0
votes

People have been asking what this question is about so i will try to sum it up - I am trying to achieve means of detecting best matching format for parsing CSV files. That is probably the best description of what i am trying to do.

I have csv file with these contents:

710000 8454889 03 3 ;sometext;;48,05;65,82;;65,82
710001 8454889 03 3 ;sometext;;49,09;66,96;;66,96
710002 8454889 03 3 ;sometext;;12,63;17,22;;17,22

No quotechars and ";" as delimiter.

I have described several csv reader dialects:

csv.register_dialect('excel', delimiter = ',', quotechar = '"', quoting = csv.QUOTE_ALL, strict = True, skipinitialspace = True)
csv.register_dialect('semicolonquotes', delimiter = ';', quotechar = '"', quoting = csv.QUOTE_ALL, strict = True, skipinitialspace = True)
csv.register_dialect('semicolonnonquotes', delimiter = ';', quotechar = None, quoting = csv.QUOTE_NONE, strict = True, skipinitialspace = True)

And i have script which tries to figure out which one of those formats matches the file contents the best. Unfortunately, in case of this example file, it matches for first case - "excel", even though i would like it to only match "semicolonnonquotes".
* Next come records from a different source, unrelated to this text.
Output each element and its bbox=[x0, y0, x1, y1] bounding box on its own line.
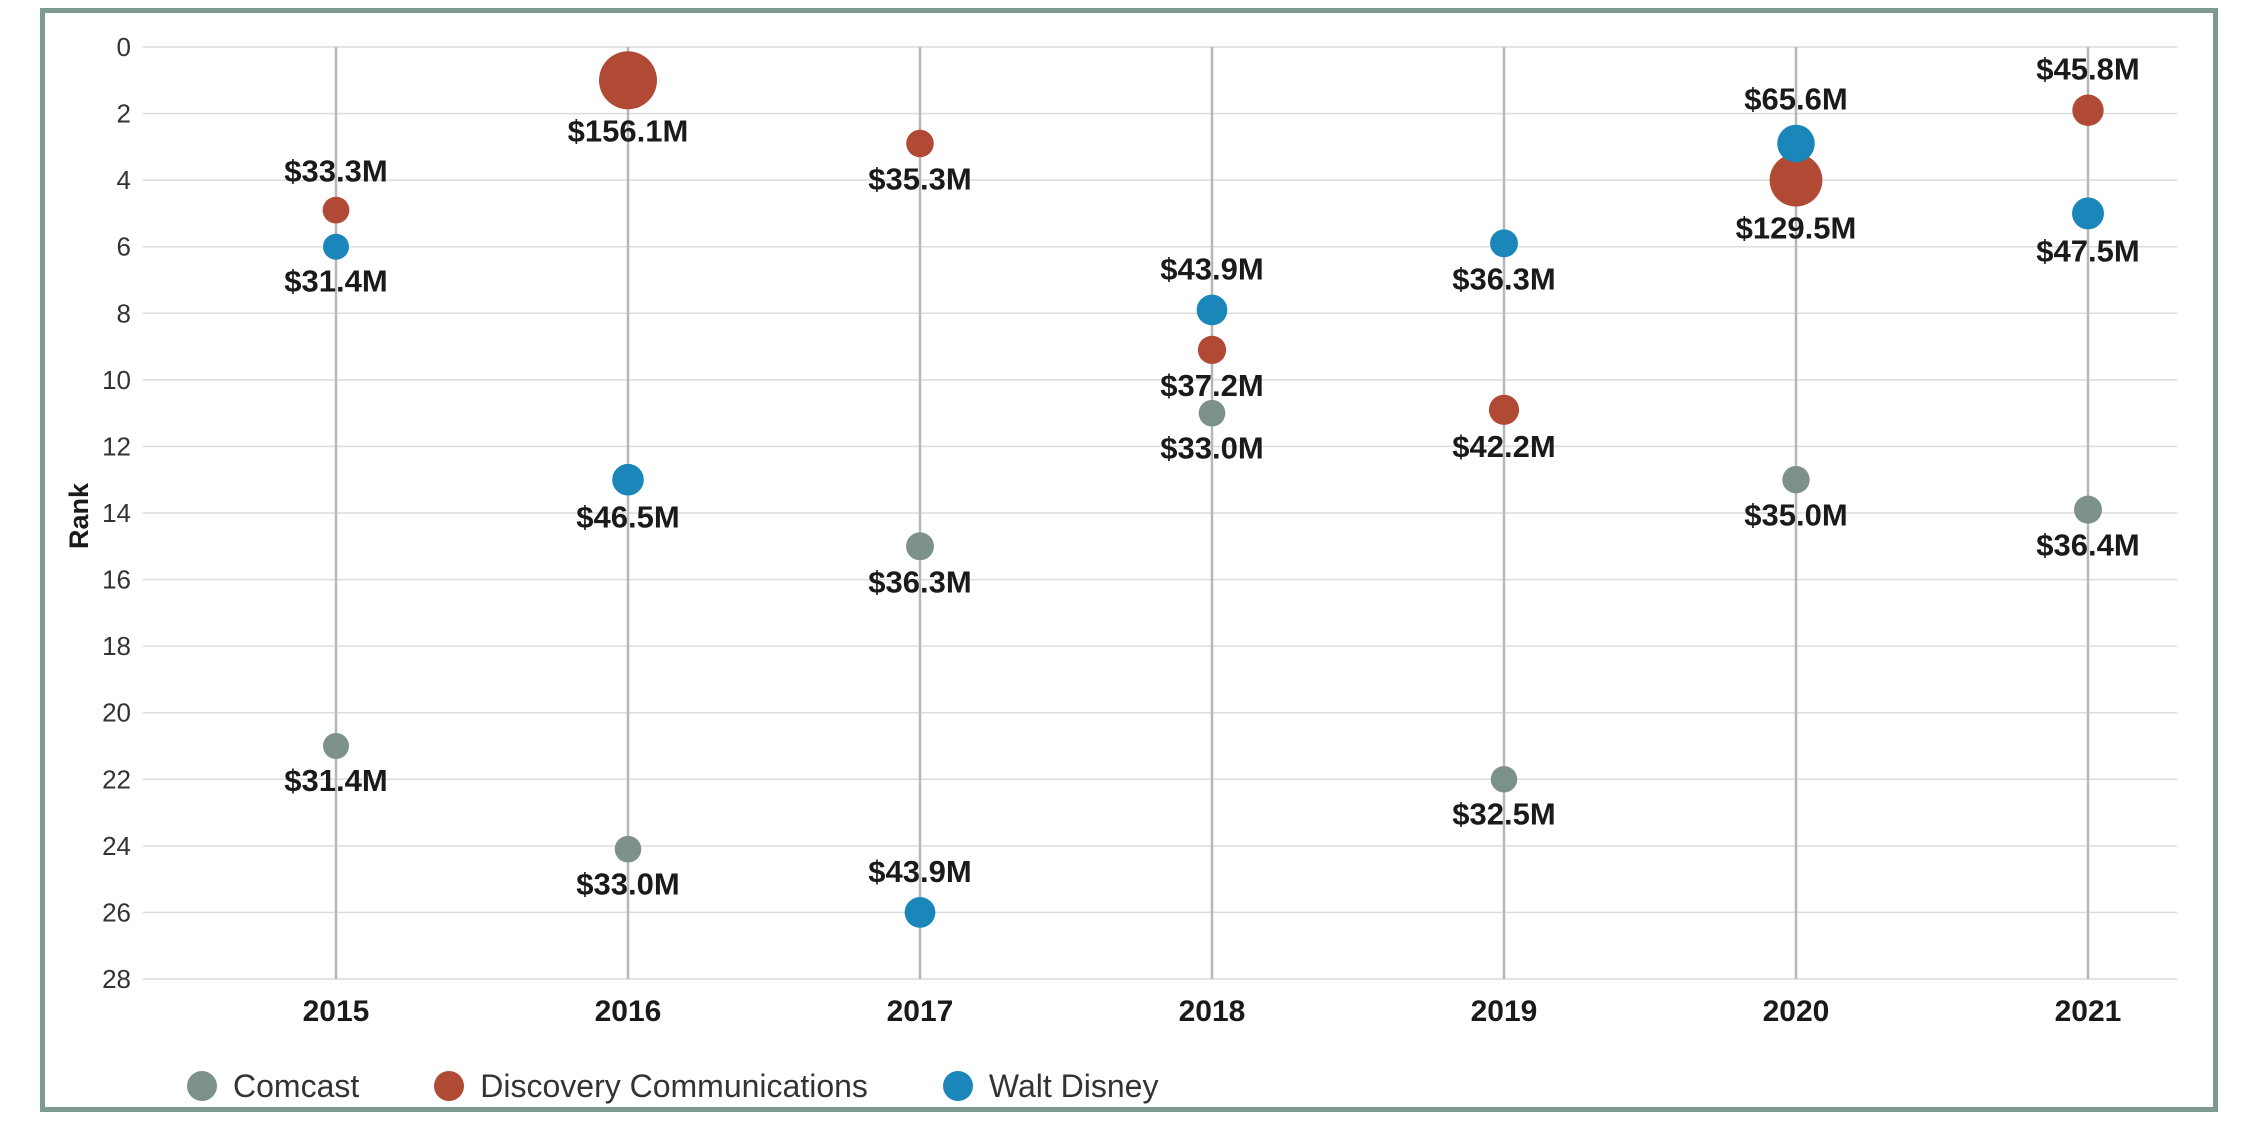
point-walt-disney-2018 bbox=[1196, 294, 1228, 326]
x-tick-label: 2016 bbox=[595, 995, 662, 1028]
gridlines bbox=[143, 46, 2177, 980]
point-discovery-communications-2016 bbox=[599, 51, 657, 110]
data-label-walt-disney-2020: $65.6M bbox=[1744, 82, 1847, 117]
legend-swatch bbox=[434, 1071, 465, 1101]
point-walt-disney-2017 bbox=[904, 897, 936, 928]
x-tick-label: 2018 bbox=[1179, 995, 1246, 1028]
point-comcast-2017 bbox=[906, 532, 934, 561]
data-label-walt-disney-2021: $47.5M bbox=[2036, 233, 2139, 268]
point-walt-disney-2015 bbox=[323, 233, 349, 260]
x-tick-label: 2019 bbox=[1471, 995, 1538, 1028]
point-comcast-2020 bbox=[1782, 465, 1810, 494]
data-label-comcast-2015: $31.4M bbox=[284, 763, 387, 798]
y-axis-title: Rank bbox=[64, 482, 94, 549]
y-tick-label: 24 bbox=[102, 831, 131, 861]
data-label-walt-disney-2018: $43.9M bbox=[1160, 252, 1263, 287]
legend-item-comcast: Comcast bbox=[187, 1068, 359, 1105]
x-tick-label: 2021 bbox=[2055, 995, 2122, 1028]
data-label-comcast-2016: $33.0M bbox=[576, 867, 679, 902]
y-tick-label: 14 bbox=[102, 498, 131, 528]
point-comcast-2019 bbox=[1490, 766, 1518, 793]
data-label-discovery-communications-2017: $35.3M bbox=[868, 161, 971, 196]
point-discovery-communications-2015 bbox=[322, 196, 350, 224]
y-tick-label: 18 bbox=[102, 631, 131, 661]
legend: Comcast Discovery Communications Walt Disn… bbox=[187, 1066, 1233, 1106]
legend-swatch bbox=[942, 1071, 973, 1101]
data-label-comcast-2020: $35.0M bbox=[1744, 497, 1847, 532]
data-points bbox=[322, 51, 2104, 928]
x-axis-ticks: 2015 2016 2017 2018 2019 2020 2021 bbox=[303, 995, 2122, 1028]
point-discovery-communications-2018 bbox=[1197, 335, 1227, 365]
y-tick-label: 28 bbox=[102, 964, 131, 994]
data-labels: $31.4M $33.0M $36.3M $33.0M $32.5M $35.0M $36.… bbox=[284, 52, 2139, 902]
data-label-walt-disney-2015: $31.4M bbox=[284, 264, 387, 299]
point-discovery-communications-2021 bbox=[2072, 94, 2104, 126]
data-label-discovery-communications-2018: $37.2M bbox=[1160, 368, 1263, 403]
y-tick-label: 20 bbox=[102, 698, 131, 728]
data-label-comcast-2019: $32.5M bbox=[1452, 797, 1555, 832]
point-discovery-communications-2020 bbox=[1769, 153, 1823, 207]
point-comcast-2015 bbox=[323, 733, 349, 759]
point-discovery-communications-2019 bbox=[1488, 394, 1520, 425]
y-tick-label: 26 bbox=[102, 897, 131, 927]
y-tick-label: 6 bbox=[117, 232, 131, 262]
x-tick-label: 2020 bbox=[1763, 995, 1830, 1028]
point-walt-disney-2021 bbox=[2072, 197, 2104, 230]
y-tick-label: 2 bbox=[117, 99, 131, 129]
y-tick-label: 8 bbox=[117, 298, 131, 328]
chart-frame: 0 2 4 6 8 10 12 14 16 18 20 22 24 26 28 2015 2016 2017 20… bbox=[40, 8, 2218, 1112]
y-tick-label: 12 bbox=[102, 431, 131, 461]
legend-label: Walt Disney bbox=[988, 1067, 1159, 1104]
legend-label: Comcast bbox=[233, 1067, 360, 1104]
y-tick-label: 10 bbox=[102, 365, 131, 395]
point-walt-disney-2019 bbox=[1490, 229, 1518, 258]
data-label-discovery-communications-2015: $33.3M bbox=[284, 154, 387, 189]
data-label-comcast-2017: $36.3M bbox=[868, 564, 971, 599]
y-tick-label: 22 bbox=[102, 764, 131, 794]
data-label-walt-disney-2019: $36.3M bbox=[1452, 261, 1555, 296]
legend-item-walt-disney: Walt Disney bbox=[942, 1067, 1159, 1105]
x-tick-label: 2017 bbox=[887, 995, 954, 1028]
data-label-discovery-communications-2021: $45.8M bbox=[2036, 52, 2139, 87]
data-label-comcast-2021: $36.4M bbox=[2036, 528, 2139, 563]
point-walt-disney-2016 bbox=[612, 463, 644, 496]
point-discovery-communications-2017 bbox=[906, 129, 934, 158]
data-label-comcast-2018: $33.0M bbox=[1160, 430, 1263, 465]
data-label-walt-disney-2017: $43.9M bbox=[868, 854, 971, 889]
point-walt-disney-2020 bbox=[1777, 124, 1815, 163]
data-label-walt-disney-2016: $46.5M bbox=[576, 500, 679, 535]
data-label-discovery-communications-2016: $156.1M bbox=[568, 113, 689, 148]
x-tick-label: 2015 bbox=[303, 995, 370, 1028]
legend-label: Discovery Communications bbox=[480, 1067, 868, 1104]
y-tick-label: 16 bbox=[102, 565, 131, 595]
legend-item-discovery-communications: Discovery Communications bbox=[434, 1068, 868, 1105]
data-label-discovery-communications-2020: $129.5M bbox=[1736, 211, 1857, 246]
y-tick-label: 0 bbox=[117, 32, 131, 62]
legend-swatch bbox=[187, 1071, 217, 1101]
point-comcast-2016 bbox=[614, 835, 642, 863]
point-comcast-2021 bbox=[2074, 495, 2102, 524]
data-label-discovery-communications-2019: $42.2M bbox=[1452, 429, 1555, 464]
point-comcast-2018 bbox=[1198, 399, 1226, 427]
y-tick-label: 4 bbox=[117, 165, 131, 195]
Edit: The code i use to match file is much like this:

dialects = csv.list_dialects()
for dialect in dialects:
    file.seek(0)
    reader = csv.reader(file, csv.get_dialect(dialect))
    reader.next()

very simple code to see if reader throws error when reading with set dialect or not. Wrapped in try/except to catch first dialect without error. Unfortunately none of those dialects raises error.

/Edit

I figured that if i set strict (link) to True, then it would raise an error, when row contains no quotechars. But apparently it does not work like that.

First dialect matches, and gets me csv rows like:

['710000 8454889 03 3 ;sometext;;48', '05;65', '82;;65', '82']

Is there some way to tune this so i would get the results i desire:

['710000 8454889 03 3 ', 'sometext', '', '48,05', '65,82', '', '65,82']

Edit2

Reading through the docs it seems that specifying quoting for csv.reader does next to nothing:http://docs.python.org/2.7/library/csv.html#csv.QUOTE_ALL

Guess this is where my problems come from.

/Edit2

Disclaimer: I know that CSV stands for COMMA separated values. If there is no way to achieve what i want without extending existing library then i will accept that as an answer and force users to use CSV files which only contain commas as delimiters.

2
What code are you using to detect the CSV dialect? - Martijn Pieters
@MartijnPieters - Added some code in edit. - Odif Yltsaeb
Would it help to check the strictest dialect first, then the next strictest, et cetera? Can you order all your dialects by strictness? - RemcoGerlich
Yes i could. And i actually thought they are ordered in this order. As this "semicolonnonquotes" is least strict of them - only requiring ; as delimiter. The whole problem is that the file contains "," as decimal separator not field as delimiter. And in my eyes, the csv reader should first look for quotechars and then for delimiters. And i guess it might be doing just that. But i kinda hoped it would also raise an error if quotechars are missing from the file. - Odif Yltsaeb
Nowadays, CSV stands for CHARACTER separated values. - martineau

2 Answers

0
votes

I'm not sure I understand what you're asking. However if you know what the delimiter is and that there's no quoting, forget about csv dialects and just specify those things as formatting parameters to the csv.reader instance created:

with open('contents.csv', 'rb') as file:
    reader = csv.reader(file, delimiter=';', quotechar=None)
    line = reader.next()
    print 'line 1: {}'.format(line)

Output:

line 1: ['710000 8454889 03 3 ', 'sometext', '', '48,05', '65,82', '', '65,82']
0
votes

I think if you want to go about having a script automagically figure out the best csv dialect to use, you shouldn't base it on whether or not an error will be thrown, but how well a certain dialect performs (if at all).

"Most" CSV's are going to have similar amount of columns in each row (usually having the first row as the header). You can use this assumption to build a test case to test the variance in column counts [length of list] for each row in each dialect. The dialect which has the lowest variance in column count (or highest reoccurring count) after parsing all the rows, or a smaller sample, should be your best. If there is a tie, you may have to come up with some more trickery, but this should give you a starting point.

Just know that this assumption will fail horribly as soon as you start receiving csv's with out any order what-so-ever. Which in reality happens all the time.